Species in the genus Bursera, especially the so-called elephant tree, grow primarily in Mexico, where their secretions are a raw material in making varnish. The Maya also used a Bursera sp. to make incense. However, the Bursera may also be considered an ornamental genus and a common representative of the family in the United States, especially in Florida (B. simaruba) and the Southwest (B. odorata, B. microphylla).

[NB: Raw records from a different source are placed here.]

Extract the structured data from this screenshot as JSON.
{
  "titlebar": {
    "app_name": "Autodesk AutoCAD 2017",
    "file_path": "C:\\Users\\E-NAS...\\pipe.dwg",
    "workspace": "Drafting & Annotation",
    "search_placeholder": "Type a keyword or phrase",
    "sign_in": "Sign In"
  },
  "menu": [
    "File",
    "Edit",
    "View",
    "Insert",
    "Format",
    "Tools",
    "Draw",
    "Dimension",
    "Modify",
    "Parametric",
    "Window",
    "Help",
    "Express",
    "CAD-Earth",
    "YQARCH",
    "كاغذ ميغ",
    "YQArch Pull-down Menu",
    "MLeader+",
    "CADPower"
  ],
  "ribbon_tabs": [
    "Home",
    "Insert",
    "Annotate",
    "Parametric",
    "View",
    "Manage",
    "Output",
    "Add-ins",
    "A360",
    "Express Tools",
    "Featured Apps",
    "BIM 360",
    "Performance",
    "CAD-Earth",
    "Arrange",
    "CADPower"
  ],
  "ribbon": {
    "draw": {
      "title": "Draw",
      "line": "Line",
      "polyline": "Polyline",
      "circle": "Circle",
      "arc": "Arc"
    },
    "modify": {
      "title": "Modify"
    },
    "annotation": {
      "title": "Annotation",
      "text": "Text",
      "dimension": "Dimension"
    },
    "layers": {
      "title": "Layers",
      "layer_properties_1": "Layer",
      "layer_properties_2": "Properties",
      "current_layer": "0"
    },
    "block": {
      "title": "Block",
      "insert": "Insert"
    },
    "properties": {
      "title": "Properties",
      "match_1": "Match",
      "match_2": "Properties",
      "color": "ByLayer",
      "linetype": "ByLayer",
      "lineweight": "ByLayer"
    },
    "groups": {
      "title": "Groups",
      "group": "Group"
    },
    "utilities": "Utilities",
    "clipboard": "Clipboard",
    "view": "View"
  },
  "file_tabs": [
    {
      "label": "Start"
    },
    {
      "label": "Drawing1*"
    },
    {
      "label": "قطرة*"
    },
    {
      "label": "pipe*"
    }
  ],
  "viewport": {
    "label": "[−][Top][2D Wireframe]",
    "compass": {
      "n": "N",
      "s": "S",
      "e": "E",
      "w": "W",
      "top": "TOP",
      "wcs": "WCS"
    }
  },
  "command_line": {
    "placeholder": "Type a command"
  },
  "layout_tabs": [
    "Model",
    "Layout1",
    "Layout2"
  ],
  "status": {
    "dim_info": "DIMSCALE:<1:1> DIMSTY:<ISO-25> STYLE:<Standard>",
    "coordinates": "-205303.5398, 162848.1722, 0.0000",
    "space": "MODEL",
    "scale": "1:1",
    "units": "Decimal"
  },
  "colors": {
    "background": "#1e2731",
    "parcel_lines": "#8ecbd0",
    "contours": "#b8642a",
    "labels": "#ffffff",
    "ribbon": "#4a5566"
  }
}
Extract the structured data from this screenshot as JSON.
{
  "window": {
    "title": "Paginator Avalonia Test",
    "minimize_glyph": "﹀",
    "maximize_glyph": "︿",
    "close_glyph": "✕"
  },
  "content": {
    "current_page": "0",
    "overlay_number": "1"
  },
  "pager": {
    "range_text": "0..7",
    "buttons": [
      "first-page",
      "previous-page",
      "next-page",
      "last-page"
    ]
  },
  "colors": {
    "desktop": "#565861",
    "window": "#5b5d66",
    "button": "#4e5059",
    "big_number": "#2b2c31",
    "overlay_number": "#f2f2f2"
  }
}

Naked Indian (also known as gumbo limbo), or Bursera simaruba, in particular, is found in Florida, Mexico, the Caribbean, Venezuela, and Brazil. The tree is also named the ‘tourist tree’ for its very distinctive flaking red bark; apparently, the tree occurs in tropical areas where many white tourists go on vacation. The resin from this tree can be used to make varnish and turpentine. In addition, the resin may also be used similarly to tiger balm (containing Cinnamomum camphora of the Lauraceae) to relieve sprains and muscle aches. The leaves are used to brew a tea to relieve inflammation. The bark serves as an antidote to skin irritation caused by Metopium toxiferum (also known as poisonwood, Florida poison tree, and hog gum) of the Anacardiaceae. The gumbo limbo grows quickly and can be used to make a living fence especially out of cut limbs that are placed straight into the ground or for restoration projects as a pioneer species. The tree is highly tolerant of high-intensity wind such as hurricane-force winds, so is planted in areas where hurricanes occur frequently, such as Florida and the Caribbean. The seeds of this species are also a source of food for birds.

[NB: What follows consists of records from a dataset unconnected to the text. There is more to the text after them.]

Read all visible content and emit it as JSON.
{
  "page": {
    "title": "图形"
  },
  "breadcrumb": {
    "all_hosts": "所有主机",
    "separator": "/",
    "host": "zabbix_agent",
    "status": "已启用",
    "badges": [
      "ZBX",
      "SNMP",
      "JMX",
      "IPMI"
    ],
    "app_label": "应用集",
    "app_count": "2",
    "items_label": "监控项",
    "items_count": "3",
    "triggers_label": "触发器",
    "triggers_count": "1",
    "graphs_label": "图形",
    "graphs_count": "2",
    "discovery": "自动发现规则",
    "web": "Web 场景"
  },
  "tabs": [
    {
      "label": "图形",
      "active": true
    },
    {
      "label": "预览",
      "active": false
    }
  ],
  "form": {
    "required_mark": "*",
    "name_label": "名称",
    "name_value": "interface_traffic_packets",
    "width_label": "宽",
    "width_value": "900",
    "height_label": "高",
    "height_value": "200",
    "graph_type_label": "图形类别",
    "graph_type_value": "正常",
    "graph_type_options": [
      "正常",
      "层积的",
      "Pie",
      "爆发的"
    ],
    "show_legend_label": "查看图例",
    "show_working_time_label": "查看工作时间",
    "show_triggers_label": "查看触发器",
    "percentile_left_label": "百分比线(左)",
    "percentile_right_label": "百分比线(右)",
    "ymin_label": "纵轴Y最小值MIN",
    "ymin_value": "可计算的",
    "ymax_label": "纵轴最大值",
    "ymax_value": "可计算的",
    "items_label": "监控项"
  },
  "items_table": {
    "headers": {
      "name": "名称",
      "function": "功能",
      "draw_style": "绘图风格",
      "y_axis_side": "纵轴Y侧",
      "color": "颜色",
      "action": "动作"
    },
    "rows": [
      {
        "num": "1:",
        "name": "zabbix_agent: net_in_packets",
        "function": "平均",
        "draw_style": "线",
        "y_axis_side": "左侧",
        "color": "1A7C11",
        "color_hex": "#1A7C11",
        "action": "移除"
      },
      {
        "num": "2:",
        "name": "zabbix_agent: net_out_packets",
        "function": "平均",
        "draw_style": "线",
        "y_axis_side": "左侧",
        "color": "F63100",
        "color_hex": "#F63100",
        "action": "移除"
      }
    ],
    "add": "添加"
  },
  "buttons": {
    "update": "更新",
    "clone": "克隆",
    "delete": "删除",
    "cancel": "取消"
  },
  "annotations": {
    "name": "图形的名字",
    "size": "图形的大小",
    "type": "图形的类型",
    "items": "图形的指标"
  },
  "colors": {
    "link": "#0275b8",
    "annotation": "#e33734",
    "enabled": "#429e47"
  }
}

Frankincense, or olibanum, (Boswellia carterii) and myrrh (Commiphora abyssinica) have long been valued for the aromatic resins they produce. These resins are extracted via tapping, or cutting of the bark to make it release sap. The liquid sap hardens and is gathered, sold as is or further processed and mixed with spices, seeds, and roots to make various forms of incense. Both species are native to parts of Northeast Africa (Somalia, frankincense; Somalia and Ethiopia, myrrh) and Arabia (Oman and Yemen, frankincense), but their distribution and use have been extended beyond these regions to India and China. The best frankincense is grown in Oman and the incense is widely used in worship in India. The ancient Egyptians prized frankincense for the resin they used to make the characteristic dark eyeliner and myrrh as an embalming agent for deceased pharaohs. At that time, myrrh was worth more than gold. In modern times resins from these trees are used in Chinese herbal medicine and Indian Ayurvedic medicine to treat several ailments. Pills containing small doses of frankincense and other ingredients are valued in oriental medicine for promoting blood flow and the movement of the qi (‘life force’ or ‘spiritual energy’). and myrrh is similarly claimed to promote blood flow, stimulate the stomach and digestion, and to be useful in treating diabetes, menopause, uterine tumors, amenorrhoea, and dysmenorrhea. Both frankincense (containing triterpene acids) and myrrh are used to relieve pain and inflammation as in arthritis and asthma.